2.  Put the cut potatoes into a large pot of water.  Cover the cut potatoes in the pot with about an inch of water.  Bring the water to a boil.  Then turn down to a simmer.  Simmer the cut potatoes for 20 to 30 minutes or until a knife easily slides into the soft potato.

3.  Drain the potatoes in a colander in the sink.  Let the potatoes sit for about 10 minutes until they are dry.  They should still be warm though.  Do not let them cool.


4. Dump the warm potatoes into a container and squeeze the lemon over all the potatoes.  Put a cover on top and refrigerate until the potatoes are cold, at least one hour.


5.  When the potatoes are cold, take them out of the refrigerator and put them in a large bowl to mix the salad. Add the diced celery and onions, the dill, and salt to taste.  Next put in about a cup of mayonnaise (for 5 lbs. of potatoes…use less for fewer potatoes).  Mix all ingredients and you are done!  Put the salad back into the refrigerator until ready to eat.

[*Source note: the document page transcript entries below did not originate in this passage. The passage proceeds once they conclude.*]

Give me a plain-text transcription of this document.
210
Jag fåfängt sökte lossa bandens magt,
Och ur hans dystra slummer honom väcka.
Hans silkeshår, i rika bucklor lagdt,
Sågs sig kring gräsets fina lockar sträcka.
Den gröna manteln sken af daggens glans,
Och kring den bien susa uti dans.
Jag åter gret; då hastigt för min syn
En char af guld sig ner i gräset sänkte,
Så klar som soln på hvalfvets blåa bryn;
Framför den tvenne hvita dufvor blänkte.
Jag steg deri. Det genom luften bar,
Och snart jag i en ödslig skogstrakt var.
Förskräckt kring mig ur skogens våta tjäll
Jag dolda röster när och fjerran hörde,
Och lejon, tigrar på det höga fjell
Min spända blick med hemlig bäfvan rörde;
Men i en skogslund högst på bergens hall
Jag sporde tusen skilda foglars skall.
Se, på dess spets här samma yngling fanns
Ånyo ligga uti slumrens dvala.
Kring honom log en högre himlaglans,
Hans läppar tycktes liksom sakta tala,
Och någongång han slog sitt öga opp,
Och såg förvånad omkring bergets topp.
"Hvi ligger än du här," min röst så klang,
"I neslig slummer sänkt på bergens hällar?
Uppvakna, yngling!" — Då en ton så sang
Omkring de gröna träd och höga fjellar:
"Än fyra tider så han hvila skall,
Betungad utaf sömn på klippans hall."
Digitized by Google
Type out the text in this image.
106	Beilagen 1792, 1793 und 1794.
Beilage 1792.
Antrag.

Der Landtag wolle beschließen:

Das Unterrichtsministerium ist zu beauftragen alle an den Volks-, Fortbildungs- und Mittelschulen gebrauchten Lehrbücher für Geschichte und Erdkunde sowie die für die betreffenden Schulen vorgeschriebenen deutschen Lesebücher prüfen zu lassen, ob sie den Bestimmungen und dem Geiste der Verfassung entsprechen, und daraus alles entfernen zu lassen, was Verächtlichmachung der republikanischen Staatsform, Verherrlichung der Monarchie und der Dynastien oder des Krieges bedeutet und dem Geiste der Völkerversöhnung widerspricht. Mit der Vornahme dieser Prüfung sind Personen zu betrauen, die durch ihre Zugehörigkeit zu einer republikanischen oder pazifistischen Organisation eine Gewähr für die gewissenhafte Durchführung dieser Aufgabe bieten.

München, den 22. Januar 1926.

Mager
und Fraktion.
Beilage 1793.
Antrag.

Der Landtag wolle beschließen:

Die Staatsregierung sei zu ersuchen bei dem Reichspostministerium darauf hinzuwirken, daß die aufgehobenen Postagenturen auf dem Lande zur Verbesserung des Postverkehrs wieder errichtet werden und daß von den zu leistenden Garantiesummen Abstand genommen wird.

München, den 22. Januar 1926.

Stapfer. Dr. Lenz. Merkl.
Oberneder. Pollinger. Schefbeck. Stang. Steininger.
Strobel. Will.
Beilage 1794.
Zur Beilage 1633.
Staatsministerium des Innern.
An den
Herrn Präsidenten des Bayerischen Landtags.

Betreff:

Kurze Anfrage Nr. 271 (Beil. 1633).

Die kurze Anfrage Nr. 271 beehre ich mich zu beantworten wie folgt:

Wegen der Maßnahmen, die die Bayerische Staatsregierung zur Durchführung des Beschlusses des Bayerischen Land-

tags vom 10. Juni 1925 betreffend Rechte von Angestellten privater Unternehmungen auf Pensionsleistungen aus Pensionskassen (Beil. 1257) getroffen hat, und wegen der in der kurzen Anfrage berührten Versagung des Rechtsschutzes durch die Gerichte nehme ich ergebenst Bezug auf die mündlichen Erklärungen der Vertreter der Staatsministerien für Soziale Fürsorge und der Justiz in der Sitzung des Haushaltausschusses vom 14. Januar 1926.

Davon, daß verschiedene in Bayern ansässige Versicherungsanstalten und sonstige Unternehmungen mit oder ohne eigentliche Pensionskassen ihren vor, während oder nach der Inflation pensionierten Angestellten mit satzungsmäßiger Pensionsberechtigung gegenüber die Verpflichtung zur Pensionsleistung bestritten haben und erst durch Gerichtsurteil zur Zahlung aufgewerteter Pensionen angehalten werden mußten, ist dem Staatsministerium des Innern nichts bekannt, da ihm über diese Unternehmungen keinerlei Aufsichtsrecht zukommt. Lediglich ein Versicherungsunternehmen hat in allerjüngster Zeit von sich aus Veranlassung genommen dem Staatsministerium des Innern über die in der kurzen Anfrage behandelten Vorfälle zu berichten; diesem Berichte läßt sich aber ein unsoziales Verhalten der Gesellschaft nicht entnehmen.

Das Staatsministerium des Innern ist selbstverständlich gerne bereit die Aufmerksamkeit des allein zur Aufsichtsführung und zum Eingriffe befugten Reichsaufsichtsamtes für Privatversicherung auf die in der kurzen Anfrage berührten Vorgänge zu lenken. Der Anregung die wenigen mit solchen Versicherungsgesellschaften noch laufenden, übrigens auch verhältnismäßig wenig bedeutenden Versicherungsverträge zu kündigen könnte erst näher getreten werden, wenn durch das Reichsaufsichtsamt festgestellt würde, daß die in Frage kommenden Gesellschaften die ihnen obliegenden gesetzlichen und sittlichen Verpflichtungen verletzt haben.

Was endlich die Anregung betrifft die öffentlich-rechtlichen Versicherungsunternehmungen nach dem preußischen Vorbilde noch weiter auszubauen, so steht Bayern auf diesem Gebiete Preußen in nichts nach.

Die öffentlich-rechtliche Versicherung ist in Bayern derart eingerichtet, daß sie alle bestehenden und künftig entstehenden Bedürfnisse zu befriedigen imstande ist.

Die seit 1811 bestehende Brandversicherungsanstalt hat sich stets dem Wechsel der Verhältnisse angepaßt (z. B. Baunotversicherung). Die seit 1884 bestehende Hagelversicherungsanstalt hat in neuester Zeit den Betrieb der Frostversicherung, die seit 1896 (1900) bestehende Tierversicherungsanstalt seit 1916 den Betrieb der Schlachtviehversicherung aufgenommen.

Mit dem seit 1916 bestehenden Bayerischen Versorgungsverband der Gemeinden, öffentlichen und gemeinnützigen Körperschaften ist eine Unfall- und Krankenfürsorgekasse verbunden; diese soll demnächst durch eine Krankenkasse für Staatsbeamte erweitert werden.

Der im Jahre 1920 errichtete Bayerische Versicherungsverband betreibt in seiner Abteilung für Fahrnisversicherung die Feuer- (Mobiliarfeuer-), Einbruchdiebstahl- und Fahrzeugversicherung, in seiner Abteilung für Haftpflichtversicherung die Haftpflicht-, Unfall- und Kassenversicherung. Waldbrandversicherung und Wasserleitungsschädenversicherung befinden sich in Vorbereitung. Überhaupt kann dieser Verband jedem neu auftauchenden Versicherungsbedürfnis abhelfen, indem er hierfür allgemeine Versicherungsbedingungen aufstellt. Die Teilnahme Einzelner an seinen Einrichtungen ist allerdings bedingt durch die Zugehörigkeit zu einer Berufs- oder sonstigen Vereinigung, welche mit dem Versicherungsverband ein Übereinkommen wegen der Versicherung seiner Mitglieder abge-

6.  Modifications: add chopped hard boiled eggs (husband hates hard boiled eggs); add 1 teaspoon of jarred mustard or 1/2 teaspoon of dried mustard powder, especially good with Hillacres Pride’s sausages and hot dogs (omit dill if using mustard); mix in 1/2 cup of mayonnaise and a 1/2 cup of sour cream (use dill); add Hillacres Pride bacon anytime!

This potato salad is easy and delicious.  And consistent.  The recipe always works.

And if you are lucky enough to have some left over…it is delicious eaten right out of the container.  In front of your open refrigerator.  For breakfast!